A Mario Vargas Llosa, en su cumpleaños 77.
«Ser un escritor significa observar con atención las heridas que llevamos dentro, sobre todo las heridas secretas de las que no sabemos nada o casi nada, descubrirlas con paciencia, estudiarlas y sacarlas a la luz para luego asumirlas», afirma el escritor turco Orhan Pamuk.
Mario Vargas Llosa no sólo es un experto en escudriñar sus heridas secretas, sino que no le interesa en lo absoluto la sanación, pues utiliza un lanzallamas simbólico —la literatura es fuego, dejó dicho en sus años de ira creativa infinita, y un escritor que se precie de serlo debe inmolarse por ella— para que las llagas sigan abiertas, incordiando: los recuerdos horribles son los más estimulantes, los traumas y fracasos siempre serán el mejor antídoto contra la página en blanco.

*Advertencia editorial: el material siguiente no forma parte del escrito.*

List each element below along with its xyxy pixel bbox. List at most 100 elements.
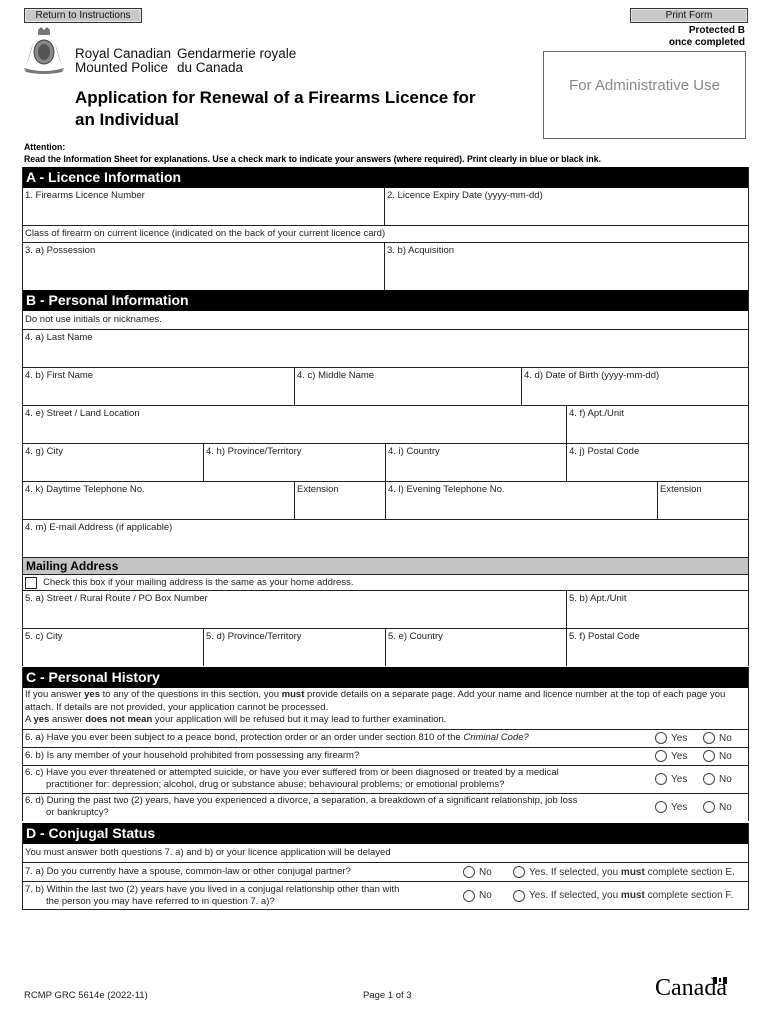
yes-text: Yes. If selected, you xyxy=(529,890,621,901)
org-en-line2: Mounted Police xyxy=(75,60,169,75)
no-label: No xyxy=(719,801,732,813)
q6d-line1: 6. d) During the past two (2) years, hav… xyxy=(25,795,578,806)
possession-field[interactable]: 3. a) Possession xyxy=(23,243,385,293)
last-name-field[interactable]: 4. a) Last Name xyxy=(23,330,748,367)
q7a-yes-radio[interactable]: Yes. If selected, you must complete sect… xyxy=(513,866,748,878)
row-last-name: 4. a) Last Name xyxy=(23,330,748,368)
no-label: No xyxy=(719,750,732,762)
q6b-yes-radio[interactable]: Yes xyxy=(655,750,703,762)
question-6c: 6. c) Have you ever threatened or attemp… xyxy=(23,766,748,794)
row-mail-street: 5. a) Street / Rural Route / PO Box Numb… xyxy=(23,591,748,629)
protected-line1: Protected B xyxy=(688,25,745,36)
section-c: C - Personal History If you answer yes t… xyxy=(22,667,749,821)
section-c-intro: If you answer yes to any of the question… xyxy=(23,688,748,730)
evening-extension-field[interactable]: Extension xyxy=(658,482,748,519)
q6c-yes-radio[interactable]: Yes xyxy=(655,773,703,785)
yes-label: Yes xyxy=(671,773,688,785)
rcmp-crest-icon xyxy=(22,26,66,74)
title-line2: an Individual xyxy=(75,110,179,129)
q6a-yes-radio[interactable]: Yes xyxy=(655,732,703,744)
no-label: No xyxy=(479,890,492,901)
mail-city-field[interactable]: 5. c) City xyxy=(23,629,204,666)
country-field[interactable]: 4. i) Country xyxy=(386,444,567,481)
q6a-text: 6. a) Have you ever been subject to a pe… xyxy=(25,732,464,743)
org-name-french: Gendarmerie royale du Canada xyxy=(177,47,296,75)
yes-bold-must: must xyxy=(620,890,645,901)
section-a: A - Licence Information 1. Firearms Lice… xyxy=(22,167,749,294)
licence-number-field[interactable]: 1. Firearms Licence Number xyxy=(23,188,385,225)
row-licence: 1. Firearms Licence Number 2. Licence Ex… xyxy=(23,188,748,226)
daytime-extension-field[interactable]: Extension xyxy=(295,482,386,519)
city-field[interactable]: 4. g) City xyxy=(23,444,204,481)
daytime-phone-field[interactable]: 4. k) Daytime Telephone No. xyxy=(23,482,295,519)
intro-bold-does-not-mean: does not mean xyxy=(85,714,153,725)
mail-country-field[interactable]: 5. e) Country xyxy=(386,629,567,666)
date-of-birth-field[interactable]: 4. d) Date of Birth (yyyy-mm-dd) xyxy=(522,368,748,405)
email-field[interactable]: 4. m) E-mail Address (if applicable) xyxy=(23,520,748,557)
expiry-date-field[interactable]: 2. Licence Expiry Date (yyyy-mm-dd) xyxy=(385,188,748,225)
mail-province-field[interactable]: 5. d) Province/Territory xyxy=(204,629,386,666)
attention-text: Read the Information Sheet for explanati… xyxy=(24,154,602,165)
attention-label: Attention: xyxy=(24,142,66,153)
yes-text: Yes. If selected, you xyxy=(529,866,621,878)
org-name-english: Royal Canadian Mounted Police xyxy=(75,47,171,75)
intro-text: answer xyxy=(49,714,86,725)
title-line1: Application for Renewal of a Firearms Li… xyxy=(75,88,476,107)
evening-phone-field[interactable]: 4. l) Evening Telephone No. xyxy=(386,482,658,519)
q6d-no-radio[interactable]: No xyxy=(703,801,748,813)
q6b-text: 6. b) Is any member of your household pr… xyxy=(25,750,360,761)
form-id: RCMP GRC 5614e (2022-11) xyxy=(24,990,148,1001)
q7a-text: 7. a) Do you currently have a spouse, co… xyxy=(25,866,351,877)
yes-label: Yes xyxy=(671,801,688,813)
row-city: 4. g) City 4. h) Province/Territory 4. i… xyxy=(23,444,748,482)
apt-field[interactable]: 4. f) Apt./Unit xyxy=(567,406,748,443)
return-to-instructions-button[interactable]: Return to Instructions xyxy=(24,8,142,23)
mail-apt-field[interactable]: 5. b) Apt./Unit xyxy=(567,591,748,628)
section-d-note: You must answer both questions 7. a) and… xyxy=(23,844,748,863)
row-names: 4. b) First Name 4. c) Middle Name 4. d)… xyxy=(23,368,748,406)
yes-label: Yes xyxy=(671,750,688,762)
q6d-yes-radio[interactable]: Yes xyxy=(655,801,703,813)
acquisition-field[interactable]: 3. b) Acquisition xyxy=(385,243,748,293)
row-phone: 4. k) Daytime Telephone No. Extension 4.… xyxy=(23,482,748,520)
q7b-no-radio[interactable]: No xyxy=(463,889,513,902)
row-street: 4. e) Street / Land Location 4. f) Apt./… xyxy=(23,406,748,444)
mail-postal-field[interactable]: 5. f) Postal Code xyxy=(567,629,748,666)
same-address-checkbox[interactable] xyxy=(25,576,37,589)
postal-code-field[interactable]: 4. j) Postal Code xyxy=(567,444,748,481)
province-field[interactable]: 4. h) Province/Territory xyxy=(204,444,386,481)
same-address-label: Check this box if your mailing address i… xyxy=(43,577,354,588)
print-form-button[interactable]: Print Form xyxy=(630,8,748,23)
admin-box-label: For Administrative Use xyxy=(569,77,720,94)
no-label: No xyxy=(719,732,732,744)
section-a-heading: A - Licence Information xyxy=(23,167,748,188)
same-address-row: Check this box if your mailing address i… xyxy=(23,574,748,591)
q7b-line1: 7. b) Within the last two (2) years have… xyxy=(25,883,400,895)
radio-circle-icon xyxy=(463,889,475,902)
radio-circle-icon xyxy=(703,750,715,762)
page-number: Page 1 of 3 xyxy=(363,990,412,1001)
question-7b: 7. b) Within the last two (2) years have… xyxy=(23,882,748,909)
q6c-no-radio[interactable]: No xyxy=(703,773,748,785)
radio-circle-icon xyxy=(703,801,715,813)
question-6d: 6. d) During the past two (2) years, hav… xyxy=(23,794,748,821)
mail-street-field[interactable]: 5. a) Street / Rural Route / PO Box Numb… xyxy=(23,591,567,628)
intro-bold-yes: yes xyxy=(33,714,50,725)
q7b-yes-radio[interactable]: Yes. If selected, you must complete sect… xyxy=(513,889,748,902)
intro-text: If you answer xyxy=(25,689,85,700)
middle-name-field[interactable]: 4. c) Middle Name xyxy=(295,368,522,405)
yes-text: complete section F. xyxy=(644,890,734,901)
q7a-no-radio[interactable]: No xyxy=(463,866,513,878)
administrative-use-box: For Administrative Use xyxy=(543,51,746,139)
no-label: No xyxy=(479,866,492,878)
q6b-no-radio[interactable]: No xyxy=(703,750,748,762)
q6c-line2: practitioner for: depression; alcohol, d… xyxy=(46,779,505,790)
first-name-field[interactable]: 4. b) First Name xyxy=(23,368,295,405)
street-field[interactable]: 4. e) Street / Land Location xyxy=(23,406,567,443)
radio-circle-icon xyxy=(655,750,667,762)
section-c-heading: C - Personal History xyxy=(23,667,748,688)
q6a-no-radio[interactable]: No xyxy=(703,732,748,744)
class-note: Class of firearm on current licence (ind… xyxy=(23,226,748,243)
q7b-line2: the person you may have referred to in q… xyxy=(46,895,275,907)
radio-circle-icon xyxy=(655,801,667,813)
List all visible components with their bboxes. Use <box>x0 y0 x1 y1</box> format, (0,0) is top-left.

En el prólogo de Los cachorros (cuyo título original fue Pichula Cuéllar, pero sus editores lo persuadieron para que lo cambiara por ser muy procaz en el Perú), el escritor cuenta que la historia le rondaba la cabeza desde que leyó en un diario que un can había emasculado a un recién nacido en un pueblecito andino: «soñaba con un relato sobre esa curiosa herida que, a diferencia de las otras, el tiempo iría abriendo en vez de cerrar»[1]. La verdad de las mentiras que descubre cualquier lector atento de su obra nos permite vislumbrar que la herida más grande y dañina —«su sombra me acompañará sin duda hasta la tumba», reconoce en sus memorias— es la que le ocasiona el padre al irrumpir en su vida. Pues con Ernesto Vargas Maldonado recortando abruptamente sus libertades y engreimientos, el niño Marito, confiesa, en El pez en el agua, que «a la distancia, incluso los malos recuerdos de Cochabamba parecen buenos. Fueron dos: la operación de amígdalas y el perro danés del garaje de un alemán, el señor Beckmann (…) me fascinaba y aterraba. Lo tenían amarrado y sus ladridos atronaban mis pesadillas. En una época, Jorge, el menor de mis tíos, guardaba su auto en las noches en ese garaje y yo lo acompañaba, paladeando la idea de lo que ocurriría si el gran danés del señor Beckmann se soltaba. Una noche se abalanzó sobre nosotros. Nos echamos a correr. El animal nos persiguió, nos alcanzó ya en la calle y a mí me desgarró el fondillo del pantalón. La mordedura fue superficial, pero la excitación y las versiones dramáticas que de ella di a los compañeros de colegio duraron semanas». En Los cachorros, Vargas Llosa vuelca quizá el peor recuerdo de su niñez cochabambina (y por ello tan estimulante para su masoquismo creativo): un perro que bien pudo manducarle el pene como le sucedió al malhadado Cuéllar. El elemento añadido es determinante (exagerar la realidad, hacerla más truculenta en este caso) para, a su vez, hablar de una herida del espíritu: un padre castrador que temía que su hijo terminara siendo un maricueca.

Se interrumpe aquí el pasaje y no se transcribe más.